Vendas de medidores de pressão irregulares superam as de aparelhos certificados no Brasil
Vendas de equipamentos médicos irregulares superaram as de produtos certificados no primeiro semestre, com 506 mil medidores de pressão ilegais contra 446 mil legais. O Inmetro utiliza inteligência artificial para monitorar e remover anúncios digitais de itens sem certificação. A falta de fiscalização compromete a precisão técnica de aparelhos e eleva riscos à saúde
A comercialização de equipamentos médicos irregulares cresce no mercado brasileiro, impulsionada principalmente pela facilidade de vendas via internet.

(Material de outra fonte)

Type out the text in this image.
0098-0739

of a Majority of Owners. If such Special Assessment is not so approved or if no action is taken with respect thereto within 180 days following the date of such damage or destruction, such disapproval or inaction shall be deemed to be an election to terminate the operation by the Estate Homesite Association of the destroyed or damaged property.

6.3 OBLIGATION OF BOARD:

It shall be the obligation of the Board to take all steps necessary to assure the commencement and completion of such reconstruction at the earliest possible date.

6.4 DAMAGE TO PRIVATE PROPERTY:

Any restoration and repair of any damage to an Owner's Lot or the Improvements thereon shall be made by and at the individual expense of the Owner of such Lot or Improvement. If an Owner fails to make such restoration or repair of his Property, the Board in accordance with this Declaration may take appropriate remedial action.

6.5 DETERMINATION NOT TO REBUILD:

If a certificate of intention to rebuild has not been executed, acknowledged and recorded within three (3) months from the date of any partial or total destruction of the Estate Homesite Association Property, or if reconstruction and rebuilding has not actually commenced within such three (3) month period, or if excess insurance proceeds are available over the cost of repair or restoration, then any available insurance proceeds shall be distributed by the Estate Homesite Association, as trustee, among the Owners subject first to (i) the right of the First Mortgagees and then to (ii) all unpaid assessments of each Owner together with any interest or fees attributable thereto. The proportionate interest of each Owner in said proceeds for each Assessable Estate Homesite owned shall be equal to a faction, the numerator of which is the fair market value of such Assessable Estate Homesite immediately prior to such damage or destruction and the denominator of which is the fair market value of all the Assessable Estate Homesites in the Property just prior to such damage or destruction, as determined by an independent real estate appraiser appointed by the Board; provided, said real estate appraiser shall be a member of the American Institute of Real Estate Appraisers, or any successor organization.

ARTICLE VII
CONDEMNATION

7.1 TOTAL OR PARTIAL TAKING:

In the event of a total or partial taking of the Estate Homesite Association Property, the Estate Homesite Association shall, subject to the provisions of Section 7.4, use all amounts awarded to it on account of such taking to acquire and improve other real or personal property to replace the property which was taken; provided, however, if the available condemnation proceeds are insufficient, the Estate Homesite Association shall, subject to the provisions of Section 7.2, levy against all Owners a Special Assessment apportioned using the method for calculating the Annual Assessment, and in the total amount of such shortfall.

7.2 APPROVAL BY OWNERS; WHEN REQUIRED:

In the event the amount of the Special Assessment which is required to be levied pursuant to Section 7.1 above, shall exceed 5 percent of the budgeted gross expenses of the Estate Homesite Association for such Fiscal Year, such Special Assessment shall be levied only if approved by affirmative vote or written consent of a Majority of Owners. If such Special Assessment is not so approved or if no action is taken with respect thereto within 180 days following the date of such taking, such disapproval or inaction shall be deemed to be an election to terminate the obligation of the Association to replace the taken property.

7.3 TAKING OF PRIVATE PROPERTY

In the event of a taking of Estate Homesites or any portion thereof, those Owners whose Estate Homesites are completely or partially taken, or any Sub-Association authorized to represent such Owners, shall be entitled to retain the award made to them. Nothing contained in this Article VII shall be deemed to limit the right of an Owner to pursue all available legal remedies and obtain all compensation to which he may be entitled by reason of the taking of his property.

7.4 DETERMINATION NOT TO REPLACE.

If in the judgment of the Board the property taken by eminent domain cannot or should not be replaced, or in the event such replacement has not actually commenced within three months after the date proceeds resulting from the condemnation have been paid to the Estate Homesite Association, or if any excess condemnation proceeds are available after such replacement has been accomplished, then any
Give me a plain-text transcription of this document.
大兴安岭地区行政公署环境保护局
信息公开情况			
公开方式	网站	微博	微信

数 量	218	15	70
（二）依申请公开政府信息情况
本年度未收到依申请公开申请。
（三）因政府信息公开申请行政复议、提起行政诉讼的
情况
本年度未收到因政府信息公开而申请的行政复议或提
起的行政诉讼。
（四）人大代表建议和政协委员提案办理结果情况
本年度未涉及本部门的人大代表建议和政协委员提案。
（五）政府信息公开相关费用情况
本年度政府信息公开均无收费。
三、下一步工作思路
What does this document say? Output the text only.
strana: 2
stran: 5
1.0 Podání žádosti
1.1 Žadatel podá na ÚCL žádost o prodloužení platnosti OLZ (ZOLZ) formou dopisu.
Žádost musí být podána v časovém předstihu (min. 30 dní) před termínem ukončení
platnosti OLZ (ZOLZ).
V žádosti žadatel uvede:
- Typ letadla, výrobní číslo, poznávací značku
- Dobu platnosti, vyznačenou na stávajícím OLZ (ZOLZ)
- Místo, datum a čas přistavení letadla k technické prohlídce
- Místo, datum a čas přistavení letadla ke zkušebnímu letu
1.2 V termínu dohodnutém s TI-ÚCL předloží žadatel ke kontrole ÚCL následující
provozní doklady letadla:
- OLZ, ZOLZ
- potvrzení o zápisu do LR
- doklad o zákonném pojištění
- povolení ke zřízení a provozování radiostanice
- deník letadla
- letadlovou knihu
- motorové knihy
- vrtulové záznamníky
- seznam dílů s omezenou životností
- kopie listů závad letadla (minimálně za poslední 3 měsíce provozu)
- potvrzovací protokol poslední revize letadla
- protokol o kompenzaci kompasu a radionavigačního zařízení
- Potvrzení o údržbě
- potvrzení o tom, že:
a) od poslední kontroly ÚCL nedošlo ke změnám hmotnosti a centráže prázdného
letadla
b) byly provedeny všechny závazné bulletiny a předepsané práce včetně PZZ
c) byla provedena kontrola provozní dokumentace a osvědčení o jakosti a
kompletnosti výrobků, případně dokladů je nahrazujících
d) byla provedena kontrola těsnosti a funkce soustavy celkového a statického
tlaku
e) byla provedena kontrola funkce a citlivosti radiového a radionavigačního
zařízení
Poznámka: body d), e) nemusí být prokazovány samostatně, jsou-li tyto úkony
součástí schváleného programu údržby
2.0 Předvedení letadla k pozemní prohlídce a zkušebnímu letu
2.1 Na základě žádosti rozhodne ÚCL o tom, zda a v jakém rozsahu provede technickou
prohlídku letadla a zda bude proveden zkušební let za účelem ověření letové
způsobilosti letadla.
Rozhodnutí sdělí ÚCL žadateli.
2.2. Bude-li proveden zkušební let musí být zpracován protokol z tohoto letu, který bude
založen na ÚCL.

O problema abrange itens como termômetros, balanças, medidores de pressão, inaladores e nebulizadores que, por serem piratas, não possuem a certificação do Inmetro e desrespeitam a legislação vigente.
Impacto no mercado e fiscalização
A disparidade entre produtos certificados e ilegais é evidente nos dados do primeiro semestre. Enquanto o Brasil registrou a venda de 446 mil medidores de pressão legais, as unidades irregulares somaram 506 mil, representando uma vantagem de aproximadamente 13,5% para os produtos sem certificação.
Para conter esse avanço, o Inmetro implementou o uso de tecnologia para monitorar plataformas digitais. A estratégia consiste em utilizar inteligência artificial para rastrear anúncios fora das normas, notificar os responsáveis e remover as ofertas do ar.
Riscos à saúde e precisão técnica
A ausência de fiscalização compromete a precisão dos aparelhos. Balanças e termômetros podem indicar pesos e temperaturas incorretos, enquanto inaladores e nebulizadores correm o risco de liberar volumes de vapor inadequados.
O perigo se intensifica no monitoramento de condições clínicas. No caso da pressão arterial, a cardiologista Fátima Cintra alerta que a utilização de aparelhos não certificados pode levar a decisões equivocadas, como o paciente acreditar que sua pressão está normal quando não está. Esse tipo de leitura incorreta pode estar associado ao aumento da mortalidade cardiovascular.
Orientações ao consumidor
Além dos riscos à saúde, a compra de produtos sem fiscalização pode gerar prejuízos financeiros. Para evitar esses problemas, a recomendação é verificar a presença do selo do Inmetro antes de finalizar a compra.
A atenção deve ser redobrada em transações online, onde a simplicidade na publicação de anúncios facilita a oferta de equipamentos que não passaram pelos controles necessários para garantir o funcionamento conforme as especificações técnicas.